Recent Trends of Multimodal Affective Computing: A Survey from NLP Perspective

Guimin Hu,Yi Xin,Weimin Lyu,Haojian Huang,Chang Sun,Zhihong Zhu,Lin Gui,Ruichu Cai,Erik Cambria,Hasti Seifi
2024-10-30
Abstract:Multimodal affective computing (MAC) has garnered increasing attention due to its broad applications in analyzing human behaviors and intentions, especially in text-dominated multimodal affective computing field. This survey presents the recent trends of multimodal affective computing from NLP perspective through four hot tasks: multimodal sentiment analysis, multimodal emotion recognition in conversation, multimodal aspect-based sentiment analysis and multimodal multi-label emotion recognition. The goal of this survey is to explore the current landscape of multimodal affective research, identify development trends, and highlight the similarities and differences across various tasks, offering a comprehensive report on the recent progress in multimodal affective computing from an NLP perspective. This survey covers the formalization of tasks, provides an overview of relevant works, describes benchmark datasets, and details the evaluation metrics for each task. Additionally, it briefly discusses research in multimodal affective computing involving facial expressions, acoustic signals, physiological signals, and emotion causes.
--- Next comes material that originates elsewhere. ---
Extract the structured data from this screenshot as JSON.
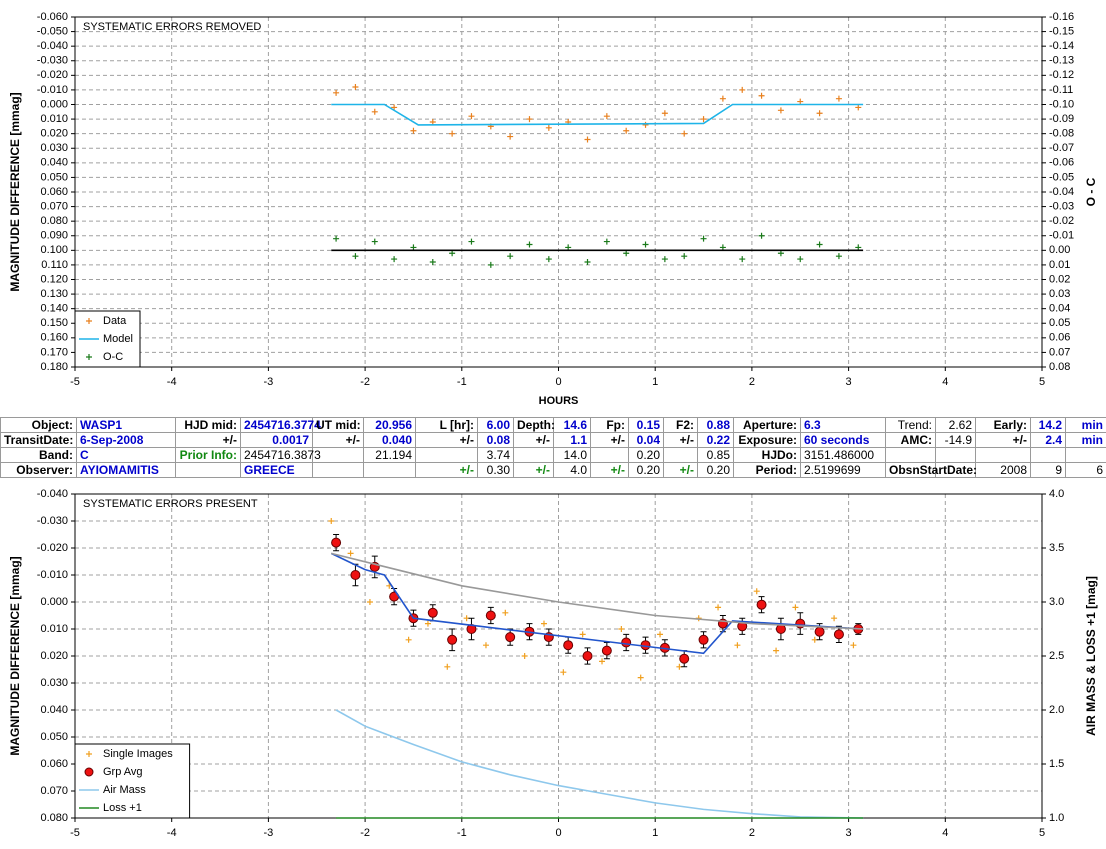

Additionally, we discuss the technical approaches, challenges, and future directions in multimodal affective computing. To support further research, we released a repository that compiles related works in multimodal affective computing, providing detailed resources and references for the community.
Computation and Language
What problem does this paper attempt to address?
The problem that this paper attempts to solve is the review and analysis in the field of multimodal sentiment computing. Specifically, from the perspective of natural language processing (NLP), the paper explores the latest trends in multimodal sentiment computing, focusing on four popular tasks: Multimodal Sentiment Analysis (MSA), Multimodal Emotion Recognition in Conversation (MERC), Multimodal Aspect - Based Sentiment Analysis (MABSA) and Multimodal Multi - Label Emotion Recognition (MMER). The goal of the paper is to explore the panorama of current multimodal sentiment research, identify development trends, and highlight the similarities and differences among these tasks, providing a comprehensive report in the field of multimodal sentiment computing. The paper also covers the formal description of tasks, an overview of related work, a description of benchmark datasets, and a detailed explanation of evaluation metrics for each task. In addition, the paper briefly discusses multimodal sentiment computing research involving facial expressions, acoustic signals, physiological signals, and emotion causes, as well as technical methods, challenges, and future directions. Finally, the author releases a repository, compiling related work on multimodal sentiment computing, providing detailed resources and references for the community. In this way, this paper aims to provide beginners with a comprehensive overview of multimodal sentiment computing, and also provides researchers with an opportunity to reflect on past developments, explore future trends and technical methods, especially in multimodal sentiment analysis and emotion recognition.